Web 2.0 is a fast and fickle world and the story of Facebook illustrates that more than any other. Smart entrepreneurs will enjoy the glory then exit fast

Just 12 months ago most people had no idea what Facebook even was, yet by the end of the summer almost all ‘young people’ had joined and were singing its praises. Facebook is the big internet story of 2007. But today its founder Mark Zuckerberg is apologising to its users in the face of unprecendented criticism of the site. This follows its decision to use an intrusive ad system, Beacon, to monitor its users' online activity and not give them enough chance to opt out. Beacon allows businesses to use Facebook code on their sites and when users make purchases it publishes those details on their personal news feeds which is visible to all their online friends. This means that all your loved ones will know if you have been to, for instance Blockbuster, and what you’ve bought. Apart from ruining a few Christmas surprises, the Beacon system has led to accusations that Facebook has literally become ‘Big Brother’. What was once a friendly place to chat and publish pictures has now developed Orwellian undertones. Protest groups set up on the site itself have drawn thousands and the backlash is in full sway. Zuckerberg the ‘fresh-faced start-up’ is being tarnished with the same brush that is usually reserved for the ‘old dinosaurs’ of industry. He's apologised and says the system will be changed but his business' reputation has been badly harmed.  

It’s been a whirlwind tour for the 23-year-old, who launched the site in February 2004, and he might be wondering if he should’ve have sold up completely when Microsoft was valuing his business for a reported $15bn. He has had offers galore - Yahoo reportedly offered a £1bn and doubtless there's been others with serious offers for a stake.   

Facebook’s closest rival MySpace of course sold it’s shares to News Corp for a $580M. At the time the deal was seen as a coup for the site but as the ad revenues or Murdoch’s venture into social networking grow it looks like a smart move. British music site Last.fm also sold for £140m to CBS. The figures are astronomical and even more so when you consider the age of these businesses – all less than five years old. But they grow fast and need some wise heads to steer them over the bumps in the road as they develop from websites for friends into real businesses.

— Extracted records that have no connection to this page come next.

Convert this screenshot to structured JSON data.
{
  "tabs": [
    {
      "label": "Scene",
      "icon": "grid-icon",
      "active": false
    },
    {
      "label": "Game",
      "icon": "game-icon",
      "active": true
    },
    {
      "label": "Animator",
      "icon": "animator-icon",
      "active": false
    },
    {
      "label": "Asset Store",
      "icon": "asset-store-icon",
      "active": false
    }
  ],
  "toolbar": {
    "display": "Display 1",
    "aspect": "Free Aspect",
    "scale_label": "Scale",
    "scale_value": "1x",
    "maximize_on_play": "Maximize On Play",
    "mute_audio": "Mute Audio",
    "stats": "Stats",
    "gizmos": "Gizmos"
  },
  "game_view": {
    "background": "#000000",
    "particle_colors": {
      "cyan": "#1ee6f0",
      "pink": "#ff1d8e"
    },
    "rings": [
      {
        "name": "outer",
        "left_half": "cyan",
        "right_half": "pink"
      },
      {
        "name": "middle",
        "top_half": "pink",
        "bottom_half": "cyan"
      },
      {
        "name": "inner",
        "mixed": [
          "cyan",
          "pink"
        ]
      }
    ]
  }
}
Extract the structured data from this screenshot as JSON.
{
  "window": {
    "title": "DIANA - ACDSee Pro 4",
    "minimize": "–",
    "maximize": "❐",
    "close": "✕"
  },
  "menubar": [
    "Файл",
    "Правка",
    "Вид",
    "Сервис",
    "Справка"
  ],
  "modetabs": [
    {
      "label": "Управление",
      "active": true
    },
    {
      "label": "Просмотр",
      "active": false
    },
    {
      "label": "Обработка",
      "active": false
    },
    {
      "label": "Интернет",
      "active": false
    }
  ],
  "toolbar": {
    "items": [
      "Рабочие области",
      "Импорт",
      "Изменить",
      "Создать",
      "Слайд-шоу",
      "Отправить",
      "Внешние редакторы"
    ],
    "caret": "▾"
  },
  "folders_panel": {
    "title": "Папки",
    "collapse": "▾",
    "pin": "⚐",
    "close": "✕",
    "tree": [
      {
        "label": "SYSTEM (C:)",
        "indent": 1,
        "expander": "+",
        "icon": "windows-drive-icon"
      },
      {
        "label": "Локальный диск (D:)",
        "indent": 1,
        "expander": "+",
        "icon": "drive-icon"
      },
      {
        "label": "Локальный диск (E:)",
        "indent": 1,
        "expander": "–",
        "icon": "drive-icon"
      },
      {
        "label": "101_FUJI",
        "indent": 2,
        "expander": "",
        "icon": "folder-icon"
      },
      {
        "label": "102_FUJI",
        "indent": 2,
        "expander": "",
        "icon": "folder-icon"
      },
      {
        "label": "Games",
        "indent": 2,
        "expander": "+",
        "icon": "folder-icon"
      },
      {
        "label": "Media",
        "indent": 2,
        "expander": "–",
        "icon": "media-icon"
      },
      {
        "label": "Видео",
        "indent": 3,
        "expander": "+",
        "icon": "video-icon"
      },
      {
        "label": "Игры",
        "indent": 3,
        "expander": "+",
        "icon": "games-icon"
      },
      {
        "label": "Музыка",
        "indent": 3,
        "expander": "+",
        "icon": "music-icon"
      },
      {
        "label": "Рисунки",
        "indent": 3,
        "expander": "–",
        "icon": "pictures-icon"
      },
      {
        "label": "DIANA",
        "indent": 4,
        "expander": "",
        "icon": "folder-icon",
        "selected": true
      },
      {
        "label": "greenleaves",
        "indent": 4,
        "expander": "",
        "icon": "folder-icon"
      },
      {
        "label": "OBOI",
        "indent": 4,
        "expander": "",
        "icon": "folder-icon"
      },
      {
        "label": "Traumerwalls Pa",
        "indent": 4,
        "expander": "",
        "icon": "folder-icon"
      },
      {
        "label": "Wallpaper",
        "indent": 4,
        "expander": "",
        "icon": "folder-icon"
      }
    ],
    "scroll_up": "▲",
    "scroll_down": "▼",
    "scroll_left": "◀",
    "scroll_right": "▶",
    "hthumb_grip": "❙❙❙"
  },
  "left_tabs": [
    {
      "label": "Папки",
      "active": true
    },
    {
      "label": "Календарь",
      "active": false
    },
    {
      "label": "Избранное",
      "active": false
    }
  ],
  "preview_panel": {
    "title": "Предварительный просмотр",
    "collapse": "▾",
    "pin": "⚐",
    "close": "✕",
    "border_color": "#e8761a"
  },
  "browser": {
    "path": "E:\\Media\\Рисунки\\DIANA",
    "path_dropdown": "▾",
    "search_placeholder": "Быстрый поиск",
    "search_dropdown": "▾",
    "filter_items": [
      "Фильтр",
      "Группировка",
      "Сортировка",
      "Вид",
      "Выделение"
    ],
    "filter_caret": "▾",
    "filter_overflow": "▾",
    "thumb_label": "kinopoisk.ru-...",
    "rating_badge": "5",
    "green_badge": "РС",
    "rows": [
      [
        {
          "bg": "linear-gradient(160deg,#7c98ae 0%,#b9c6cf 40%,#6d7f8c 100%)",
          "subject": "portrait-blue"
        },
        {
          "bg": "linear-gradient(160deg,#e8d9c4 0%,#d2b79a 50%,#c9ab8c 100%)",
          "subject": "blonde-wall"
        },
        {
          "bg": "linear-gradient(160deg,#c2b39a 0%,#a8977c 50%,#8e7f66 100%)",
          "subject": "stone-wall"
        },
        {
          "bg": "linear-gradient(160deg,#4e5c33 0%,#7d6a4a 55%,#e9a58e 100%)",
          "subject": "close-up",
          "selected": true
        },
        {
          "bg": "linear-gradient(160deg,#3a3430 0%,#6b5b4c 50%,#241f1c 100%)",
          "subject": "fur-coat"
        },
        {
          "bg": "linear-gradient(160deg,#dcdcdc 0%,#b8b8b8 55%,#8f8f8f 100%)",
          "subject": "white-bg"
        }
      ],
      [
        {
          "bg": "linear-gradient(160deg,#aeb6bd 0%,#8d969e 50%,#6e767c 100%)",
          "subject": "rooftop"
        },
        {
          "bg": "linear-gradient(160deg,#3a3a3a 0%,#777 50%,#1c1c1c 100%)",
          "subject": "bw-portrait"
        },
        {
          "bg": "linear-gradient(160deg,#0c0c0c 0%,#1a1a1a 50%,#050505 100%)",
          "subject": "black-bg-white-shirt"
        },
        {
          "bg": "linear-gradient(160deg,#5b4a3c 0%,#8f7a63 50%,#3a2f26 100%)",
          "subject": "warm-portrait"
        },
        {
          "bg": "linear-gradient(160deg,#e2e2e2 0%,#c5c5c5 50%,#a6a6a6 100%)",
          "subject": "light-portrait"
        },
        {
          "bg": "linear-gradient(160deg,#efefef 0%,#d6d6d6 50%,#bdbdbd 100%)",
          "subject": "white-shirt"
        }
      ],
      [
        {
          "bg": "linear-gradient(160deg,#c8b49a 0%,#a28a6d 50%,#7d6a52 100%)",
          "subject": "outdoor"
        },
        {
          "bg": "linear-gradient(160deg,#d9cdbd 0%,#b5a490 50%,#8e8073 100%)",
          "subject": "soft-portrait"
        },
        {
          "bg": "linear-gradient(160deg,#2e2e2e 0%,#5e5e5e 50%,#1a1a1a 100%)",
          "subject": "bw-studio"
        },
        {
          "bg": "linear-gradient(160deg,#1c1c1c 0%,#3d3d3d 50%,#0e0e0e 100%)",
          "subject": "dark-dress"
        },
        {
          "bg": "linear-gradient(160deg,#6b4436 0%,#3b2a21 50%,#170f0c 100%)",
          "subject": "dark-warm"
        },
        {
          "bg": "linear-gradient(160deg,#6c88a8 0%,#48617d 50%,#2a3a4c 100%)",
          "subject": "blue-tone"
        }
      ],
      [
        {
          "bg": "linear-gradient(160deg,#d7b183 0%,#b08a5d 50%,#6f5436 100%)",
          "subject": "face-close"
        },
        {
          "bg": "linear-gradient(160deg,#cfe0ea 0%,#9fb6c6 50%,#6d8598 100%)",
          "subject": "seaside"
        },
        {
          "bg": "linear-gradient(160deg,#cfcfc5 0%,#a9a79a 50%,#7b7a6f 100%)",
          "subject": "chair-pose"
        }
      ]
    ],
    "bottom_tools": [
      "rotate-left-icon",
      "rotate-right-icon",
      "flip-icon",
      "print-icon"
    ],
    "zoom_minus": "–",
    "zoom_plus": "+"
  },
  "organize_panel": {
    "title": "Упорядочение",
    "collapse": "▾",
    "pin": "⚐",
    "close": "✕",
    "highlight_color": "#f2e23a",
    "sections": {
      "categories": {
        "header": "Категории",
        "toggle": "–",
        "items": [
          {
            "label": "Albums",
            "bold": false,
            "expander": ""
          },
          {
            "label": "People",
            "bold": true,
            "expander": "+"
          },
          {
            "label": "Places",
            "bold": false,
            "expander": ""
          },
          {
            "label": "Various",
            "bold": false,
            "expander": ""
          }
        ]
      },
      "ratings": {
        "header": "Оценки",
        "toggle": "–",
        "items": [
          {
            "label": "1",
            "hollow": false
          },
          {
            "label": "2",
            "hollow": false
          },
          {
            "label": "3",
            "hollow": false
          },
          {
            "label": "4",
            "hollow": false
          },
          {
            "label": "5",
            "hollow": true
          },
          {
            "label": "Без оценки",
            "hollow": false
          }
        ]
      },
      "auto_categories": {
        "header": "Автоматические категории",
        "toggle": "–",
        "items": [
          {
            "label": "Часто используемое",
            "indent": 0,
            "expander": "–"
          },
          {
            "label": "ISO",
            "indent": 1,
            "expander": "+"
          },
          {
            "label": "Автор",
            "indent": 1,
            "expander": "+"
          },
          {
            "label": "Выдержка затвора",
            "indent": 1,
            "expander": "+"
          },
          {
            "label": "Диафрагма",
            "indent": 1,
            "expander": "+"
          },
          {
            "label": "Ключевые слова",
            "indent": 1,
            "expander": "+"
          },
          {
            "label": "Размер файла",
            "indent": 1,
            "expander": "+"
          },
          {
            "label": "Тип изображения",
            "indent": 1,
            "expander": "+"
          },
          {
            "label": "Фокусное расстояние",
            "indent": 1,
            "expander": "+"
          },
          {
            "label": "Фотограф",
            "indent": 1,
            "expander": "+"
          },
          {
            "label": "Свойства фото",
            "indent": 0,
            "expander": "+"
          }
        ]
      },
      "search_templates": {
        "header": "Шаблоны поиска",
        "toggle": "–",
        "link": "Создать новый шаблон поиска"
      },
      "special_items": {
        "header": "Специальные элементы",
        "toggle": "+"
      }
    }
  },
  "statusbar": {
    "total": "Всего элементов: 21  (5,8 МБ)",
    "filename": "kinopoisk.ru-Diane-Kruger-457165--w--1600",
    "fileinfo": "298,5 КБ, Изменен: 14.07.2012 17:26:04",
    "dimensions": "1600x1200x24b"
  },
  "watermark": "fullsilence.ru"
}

Many people are also looking at Michael Birch’s Bebo (launched in 2005) and wondering if it will sell. The British-born entrepreneur told me he had no intentions of selling when I spoke to him in the summer and so far he’s been true to his word – but I wonder if he’ll ever regret it?  It all depends if he can avoid the type of traps that Zuckerberg walked into. Birch is certainly aware of them and knows his users will ‘use the tools of the site’ against him if you displease them as they did against Zuckerberg. He invests a lot in customer service and his team is strong, so perhaps he’s got his model right. Time will tell, but there is still something to be said for enjoying the period when your site reaches critical mass and then cashing in before the backlash occurs.